A lawsuit filed last week names dozens of companies as culpable for the death of a firefighter caused by his exposure to dangerous chemicals found in firefighting foam.

Karl Beeman died in October 2020 from stomach cancer at age 62. According to an online obituary, Beeman worked for 23 years as a fire protection specialist during active duty in the Air Force, the Air Force reserves and the Air National Guard. He also worked as a professional firefighter in Wyoming.

The lawsuit filed Monday in District Court alleges that Beeman, a Clark County resident, was exposed to aqueous film-forming foams, known as AFFF, during his firefighting career. AFFF was used to fight fuel-based fires, despite companies knowing the risks of the chemicals found in the foam and how they affect people, according to the lawsuit.

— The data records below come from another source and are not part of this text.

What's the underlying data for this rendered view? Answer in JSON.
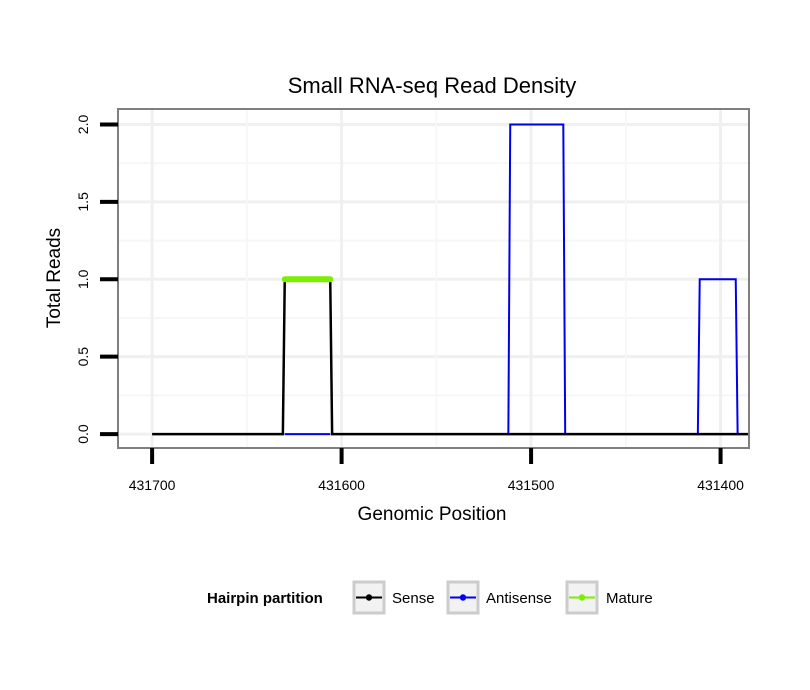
{
  "chart_data": {
    "type": "line",
    "title": "Small RNA-seq Read Density",
    "xlabel": "Genomic Position",
    "ylabel": "Total Reads",
    "xlim": [
      431718,
      431385
    ],
    "x_reversed": true,
    "ylim": [
      -0.09,
      2.1
    ],
    "x_ticks": [
      431700,
      431600,
      431500,
      431400
    ],
    "x_tick_labels": [
      "431700",
      "431600",
      "431500",
      "431400"
    ],
    "y_ticks": [
      0.0,
      0.5,
      1.0,
      1.5,
      2.0
    ],
    "y_tick_labels": [
      "0.0",
      "0.5",
      "1.0",
      "1.5",
      "2.0"
    ],
    "grid": true,
    "legend": {
      "title": "Hairpin partition",
      "position": "bottom",
      "entries": [
        "Sense",
        "Antisense",
        "Mature"
      ]
    },
    "series": [
      {
        "name": "Antisense",
        "color": "#0000ee",
        "x": [
          431630,
          431606,
          431511,
          431483,
          431411,
          431392
        ],
        "y": [
          0,
          0,
          2,
          2,
          1,
          1
        ],
        "step_segments": [
          [
            431630,
            431606,
            0
          ],
          [
            431511,
            431483,
            2
          ],
          [
            431411,
            431392,
            1
          ]
        ]
      },
      {
        "name": "Sense",
        "color": "#000000",
        "x": [
          431700,
          431630,
          431606,
          431400
        ],
        "y": [
          0,
          1,
          1,
          0
        ],
        "step_segments": [
          [
            431700,
            431630,
            0
          ],
          [
            431630,
            431606,
            1
          ],
          [
            431606,
            431400,
            0
          ]
        ]
      },
      {
        "name": "Mature",
        "color": "#7cee00",
        "x": [
          431630,
          431606
        ],
        "y": [
          1,
          1
        ],
        "step_segments": [
          [
            431630,
            431606,
            1
          ]
        ]
      }
    ]
  }
}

“Karl Beeman was a wonderful person, a family man and a dedicated firefighter who cared a lot about his community,” said Paul Padda, an attorney for Beeman. “Like many firefighters, he was exposed to dangerous cancer-causing chemicals. We look forward to obtaining justice for Mr. Beeman and his family.”

The lawsuit lists more than 20 companies as defendants in the case. They are alleged to have committed negligence, battery, inadequate warning, design defect, strict liability, fraudulent concealment, breach of warranties and wantonness.

Companies named in the complaint manufactured, developed or distributed the foam containing toxic chemicals, Beeman’s attorneys alleged.

“AFFF was a critical tool developed by the U.S. Navy with support from 3M to serve an important need for military service members and other first responders facing potentially high hazard challenges,” 3M, a defendant company named in the complaint, said in a statement. “We announced in 2000 that we would phase out of manufacturing of PFOA and PFOS, as well as AFFF, and have done so worldwide.”

Other companies named in the lawsuit, including Corteva Agriscience, Chemguard, Arkema and Clariant, declined to comment.

Beeman was not aware of the dangers of the foam products, the complaint alleged, and relied on the companies’ instructions for proper handling.

3M and some of the other companies listed in Beeman’s lawsuit have been named in similar lawsuits filed across the country.

At a January press conference held in Las Vegas, the International Association of Fire Fighters union announced it had retained law firms to demand changes to protective gear used by firefighters and explore compensation for firefighters suffering from cancer.